Kata dengan pada kalimat diatas harus diganti dengan kepada, jika tidak
kepada siapa salam ditujukan. Kata dengan tidak cocok dipakai untuk kalimat
diatas karena dengan dapat berarti bersama.
Senada dengan kekeliruan pemakaian kata sambung dengan, pemakaian yang
keliru juga sering terjadi untuk kata depan di dan ke yang seharusnya diisi
oleh kata pada dan kepada. Kata depan di dan ke harus diikuti oleh tempat,
waktu, sedangkan kepada harus diikuti nama/jabatan orang atau kata ganti
orang. Contoh:
(1) Buku agendaku tertinggal di rumah Andi
(2) Jangan menoleh ke kiri
(3) Permohonan cuti diajukan kepada direktur
C. Kesalahan Pemakaian Kata berbahagia
Dalam pertemuan formal ditengah masyarakat, kita sering mendengar kata
berbahagia dipakai secara keliru oleh pembawa acara dan juga oleh pembicara
lain. Umumnya kata berbahagia itu dimunculkan pada bagian awal suatu acara
ketika pembicara menyapa hadirin, seperti contoh yang keliru berikut ini.
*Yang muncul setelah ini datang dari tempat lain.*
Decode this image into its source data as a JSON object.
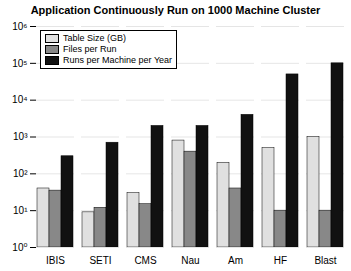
{
  "chart_data": {
    "type": "bar",
    "title": "Application Continuously Run on 1000 Machine Cluster",
    "categories": [
      "IBIS",
      "SETI",
      "CMS",
      "Nau",
      "Am",
      "HF",
      "Blast"
    ],
    "series": [
      {
        "name": "Table Size (GB)",
        "color": "#e0e0e0",
        "values": [
          40,
          9,
          30,
          800,
          200,
          500,
          1000
        ]
      },
      {
        "name": "Files per Run",
        "color": "#888888",
        "values": [
          35,
          12,
          15,
          400,
          40,
          10,
          10
        ]
      },
      {
        "name": "Runs per Machine per Year",
        "color": "#111111",
        "values": [
          300,
          700,
          2000,
          2000,
          4000,
          50000,
          100000
        ]
      }
    ],
    "ylim": [
      1,
      1000000
    ],
    "yticks": [
      {
        "value": 1,
        "label": "10⁰"
      },
      {
        "value": 10,
        "label": "10¹"
      },
      {
        "value": 100,
        "label": "10²"
      },
      {
        "value": 1000,
        "label": "10³"
      },
      {
        "value": 10000,
        "label": "10⁴"
      },
      {
        "value": 100000,
        "label": "10⁵"
      },
      {
        "value": 1000000,
        "label": "10⁶"
      }
    ],
    "log": "y",
    "grid": true,
    "legend": "upper left"
  }
}
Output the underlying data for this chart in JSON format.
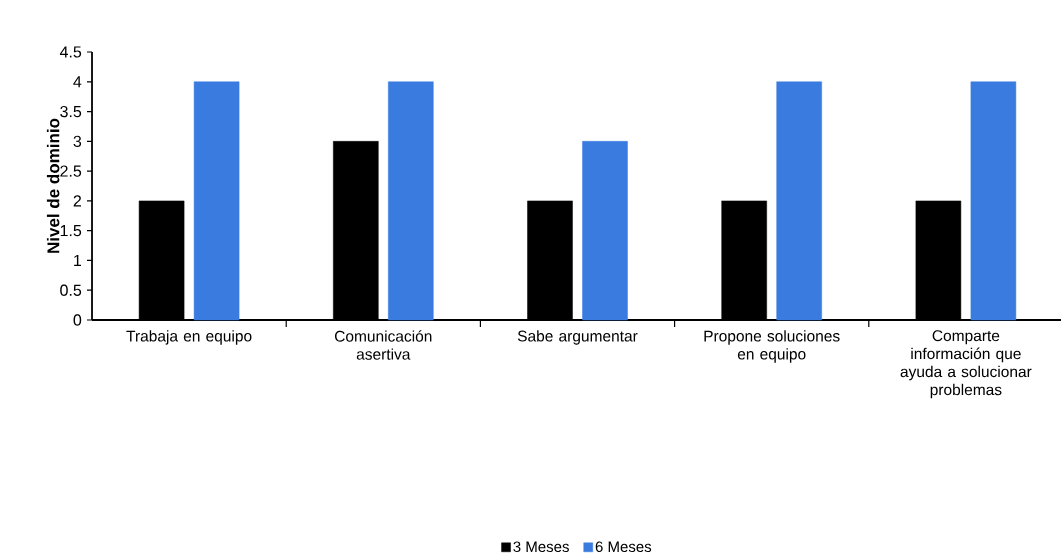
{
  "chart_data": {
    "type": "bar",
    "ylabel": "Nivel de dominio",
    "categories": [
      "Trabaja en equipo",
      "Comunicación asertiva",
      "Sabe argumentar",
      "Propone soluciones en equipo",
      "Comparte información que ayuda a solucionar problemas"
    ],
    "series": [
      {
        "name": "3 Meses",
        "color": "#000000",
        "values": [
          2,
          3,
          2,
          2,
          2
        ]
      },
      {
        "name": "6 Meses",
        "color": "#3a7be0",
        "values": [
          4,
          4,
          3,
          4,
          4
        ]
      }
    ],
    "ylim": [
      0,
      4.5
    ],
    "yticks": [
      0,
      0.5,
      1,
      1.5,
      2,
      2.5,
      3,
      3.5,
      4,
      4.5
    ],
    "grid": false,
    "legend": "bottom"
  }
}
(1) Selamat malam dan selamat dating ditempat yang berbahagia ini
(2) Pada kesempatan yang berbahagia ini, kami mengajak hadirin untuk…….
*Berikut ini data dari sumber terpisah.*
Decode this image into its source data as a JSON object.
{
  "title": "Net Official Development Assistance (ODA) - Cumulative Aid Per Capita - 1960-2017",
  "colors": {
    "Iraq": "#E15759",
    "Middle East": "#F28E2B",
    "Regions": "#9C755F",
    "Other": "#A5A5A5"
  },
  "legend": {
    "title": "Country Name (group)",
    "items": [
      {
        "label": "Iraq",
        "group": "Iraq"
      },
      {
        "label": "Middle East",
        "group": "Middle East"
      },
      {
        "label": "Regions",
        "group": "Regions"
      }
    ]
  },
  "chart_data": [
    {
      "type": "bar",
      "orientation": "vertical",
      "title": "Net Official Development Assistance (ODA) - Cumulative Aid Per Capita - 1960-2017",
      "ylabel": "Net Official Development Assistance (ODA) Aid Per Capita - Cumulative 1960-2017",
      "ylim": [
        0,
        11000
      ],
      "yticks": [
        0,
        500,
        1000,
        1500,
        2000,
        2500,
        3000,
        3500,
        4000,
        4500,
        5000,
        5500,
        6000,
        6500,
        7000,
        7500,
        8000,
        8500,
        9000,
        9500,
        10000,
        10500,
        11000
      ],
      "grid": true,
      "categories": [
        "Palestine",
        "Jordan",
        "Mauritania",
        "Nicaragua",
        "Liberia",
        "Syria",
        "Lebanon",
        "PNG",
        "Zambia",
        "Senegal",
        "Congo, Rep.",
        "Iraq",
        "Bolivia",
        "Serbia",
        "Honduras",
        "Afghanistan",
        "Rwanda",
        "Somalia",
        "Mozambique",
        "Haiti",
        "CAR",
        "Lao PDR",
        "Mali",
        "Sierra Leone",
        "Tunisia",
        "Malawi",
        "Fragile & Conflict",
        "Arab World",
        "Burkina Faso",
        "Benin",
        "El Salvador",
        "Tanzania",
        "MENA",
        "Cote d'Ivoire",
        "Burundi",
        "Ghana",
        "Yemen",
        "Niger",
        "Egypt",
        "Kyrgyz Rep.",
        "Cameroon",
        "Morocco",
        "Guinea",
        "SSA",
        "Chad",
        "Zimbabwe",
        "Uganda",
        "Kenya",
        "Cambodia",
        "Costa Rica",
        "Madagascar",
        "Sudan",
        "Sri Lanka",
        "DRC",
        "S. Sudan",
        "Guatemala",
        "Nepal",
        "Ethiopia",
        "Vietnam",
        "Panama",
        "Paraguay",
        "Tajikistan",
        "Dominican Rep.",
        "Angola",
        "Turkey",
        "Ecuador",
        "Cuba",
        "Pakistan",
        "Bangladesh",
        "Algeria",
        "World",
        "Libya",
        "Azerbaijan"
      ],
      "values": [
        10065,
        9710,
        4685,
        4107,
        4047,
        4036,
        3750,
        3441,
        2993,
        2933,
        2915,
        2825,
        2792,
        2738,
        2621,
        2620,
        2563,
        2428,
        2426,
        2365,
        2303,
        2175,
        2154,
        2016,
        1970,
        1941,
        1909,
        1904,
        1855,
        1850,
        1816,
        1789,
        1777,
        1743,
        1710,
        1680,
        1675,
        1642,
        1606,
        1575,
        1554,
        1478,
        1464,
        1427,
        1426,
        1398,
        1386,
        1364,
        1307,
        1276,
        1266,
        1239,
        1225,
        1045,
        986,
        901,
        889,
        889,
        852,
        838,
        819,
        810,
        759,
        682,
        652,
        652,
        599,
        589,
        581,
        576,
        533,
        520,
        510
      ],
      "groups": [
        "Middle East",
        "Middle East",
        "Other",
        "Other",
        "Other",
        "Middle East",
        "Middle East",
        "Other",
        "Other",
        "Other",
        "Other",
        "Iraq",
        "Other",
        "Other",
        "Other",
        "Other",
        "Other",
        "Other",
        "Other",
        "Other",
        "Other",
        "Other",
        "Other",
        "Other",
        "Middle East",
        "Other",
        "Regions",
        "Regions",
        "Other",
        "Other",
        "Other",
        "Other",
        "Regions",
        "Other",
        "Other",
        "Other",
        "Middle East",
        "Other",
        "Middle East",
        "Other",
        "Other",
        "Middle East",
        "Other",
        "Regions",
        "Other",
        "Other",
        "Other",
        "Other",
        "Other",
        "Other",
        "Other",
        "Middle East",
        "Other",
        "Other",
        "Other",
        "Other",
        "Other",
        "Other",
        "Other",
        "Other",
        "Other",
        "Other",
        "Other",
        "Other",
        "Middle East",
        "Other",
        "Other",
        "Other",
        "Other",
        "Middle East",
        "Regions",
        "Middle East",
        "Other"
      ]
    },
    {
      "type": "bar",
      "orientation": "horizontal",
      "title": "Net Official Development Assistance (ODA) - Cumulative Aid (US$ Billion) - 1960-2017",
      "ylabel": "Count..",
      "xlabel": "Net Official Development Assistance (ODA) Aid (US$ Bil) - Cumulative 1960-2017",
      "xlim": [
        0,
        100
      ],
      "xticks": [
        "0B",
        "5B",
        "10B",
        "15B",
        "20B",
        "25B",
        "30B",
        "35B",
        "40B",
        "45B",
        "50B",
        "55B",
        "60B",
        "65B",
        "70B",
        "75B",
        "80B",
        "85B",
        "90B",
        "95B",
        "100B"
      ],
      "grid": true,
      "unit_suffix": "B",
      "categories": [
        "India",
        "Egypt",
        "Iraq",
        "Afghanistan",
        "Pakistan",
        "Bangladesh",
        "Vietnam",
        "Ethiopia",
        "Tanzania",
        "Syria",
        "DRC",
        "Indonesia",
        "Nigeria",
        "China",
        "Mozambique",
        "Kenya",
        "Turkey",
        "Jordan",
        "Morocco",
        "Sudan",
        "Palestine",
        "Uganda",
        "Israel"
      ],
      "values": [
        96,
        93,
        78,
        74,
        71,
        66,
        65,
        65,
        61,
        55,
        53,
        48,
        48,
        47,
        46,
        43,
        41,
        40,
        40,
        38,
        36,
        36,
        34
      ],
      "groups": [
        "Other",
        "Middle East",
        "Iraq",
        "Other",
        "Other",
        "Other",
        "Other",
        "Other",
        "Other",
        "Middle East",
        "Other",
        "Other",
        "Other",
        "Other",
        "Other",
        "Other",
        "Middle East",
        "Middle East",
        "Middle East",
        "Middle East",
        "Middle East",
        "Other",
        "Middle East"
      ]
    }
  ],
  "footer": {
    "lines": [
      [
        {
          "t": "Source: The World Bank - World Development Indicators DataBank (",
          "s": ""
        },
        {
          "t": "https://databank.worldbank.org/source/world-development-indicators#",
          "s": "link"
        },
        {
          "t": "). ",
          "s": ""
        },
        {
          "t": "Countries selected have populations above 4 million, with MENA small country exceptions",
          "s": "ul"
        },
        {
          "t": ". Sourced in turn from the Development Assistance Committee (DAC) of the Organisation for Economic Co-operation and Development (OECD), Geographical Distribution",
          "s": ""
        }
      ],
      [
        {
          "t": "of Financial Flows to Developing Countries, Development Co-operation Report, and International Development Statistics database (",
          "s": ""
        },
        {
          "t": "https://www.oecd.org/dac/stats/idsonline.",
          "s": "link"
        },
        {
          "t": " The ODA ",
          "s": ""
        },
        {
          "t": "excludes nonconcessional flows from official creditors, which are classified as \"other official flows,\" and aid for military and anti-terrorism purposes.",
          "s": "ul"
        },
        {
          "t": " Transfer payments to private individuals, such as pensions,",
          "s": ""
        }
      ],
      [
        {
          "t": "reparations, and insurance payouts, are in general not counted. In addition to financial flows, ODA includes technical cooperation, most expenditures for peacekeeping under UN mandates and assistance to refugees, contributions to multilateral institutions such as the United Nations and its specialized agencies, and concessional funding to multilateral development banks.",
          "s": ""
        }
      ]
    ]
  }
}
Mengapa pemakaian dalam kalimat 1 dan 2 dikatakan keliru, karena
berbahagia bukan kata sifat. Jika pada kata berbahagia diganti kata sifat
misalnya, aman ,indah, bersih, tentu saja kalimatnya benar.

BAB III
PENUTUP

A. KESIMPULAN
Diksi adalah ketepatan pilihan kata. Penggunaan ketepatanp pilihan kata ini
dipengaruhi oleh kemampuan pengguna bahasa yang terkait dengan kemampuan
mengetahui, memahami, menguasai, dan menggunakan sejunlah kosakata secara aktif
yang dapat mengungkapkan gagasan secara tepat sehingga mampu
mengkomunikasikannya secara efektif kepada pembaca atau pendengarnya. Selain
kata yang tepat, efektivitas, komunikasi menuntut persyaratan yang harus dipenuhi
oleh pengguna bahasa, yaitu kemampuan memilih kata yang sesuai dengan tuntutan
komunikasi.
Ada tiga hal yang yang dapat kita petik. Pertama, kemampuan memilih kata hanya
dimungkinkan bila seseorang menguasai kosakata yang cukup luas. Kedua, diksi atau
pilihan kata mengandung pengertian upaya atau kemampuan membedakan secara
tepat kata-kata yang memiliki nuansa makna serumpun. Ketiga, pilihan kata
mengangkut kemampuan untuk memilih kata-kata yang tepat d an cocok untuk situasi
dan konteks tertentu

B. SARAN
Penulis menyadari bahwa makalah ini masih jauh dari kesempurnan. Oleh karena itu,
kritik dan saran dari teman-teman yang bersifat membangun sangat kami harapkan
demi kesempurnaan makalah ini.
DAFTAR PUSTAKA
Arifin, E. Zainal dan Amran Tasai. 2006. Cermat Berbahasa Indonesia Untuk
Perguruan Tinggi. Cetakan ke-6. Jakarta: Akademika Pressindo.
Daniel Parera, Jos. 1987. Belajar Mengemukakan Pendapat. Jakarta: Erlangga.
Mila. 2010. Kaidah Bahasa Indonesia. Yogyakarta: Kanwa Publisher.
Muawanah Siti.2012. Bahan Ajar Bahasa Indonesia. Palangka Raya.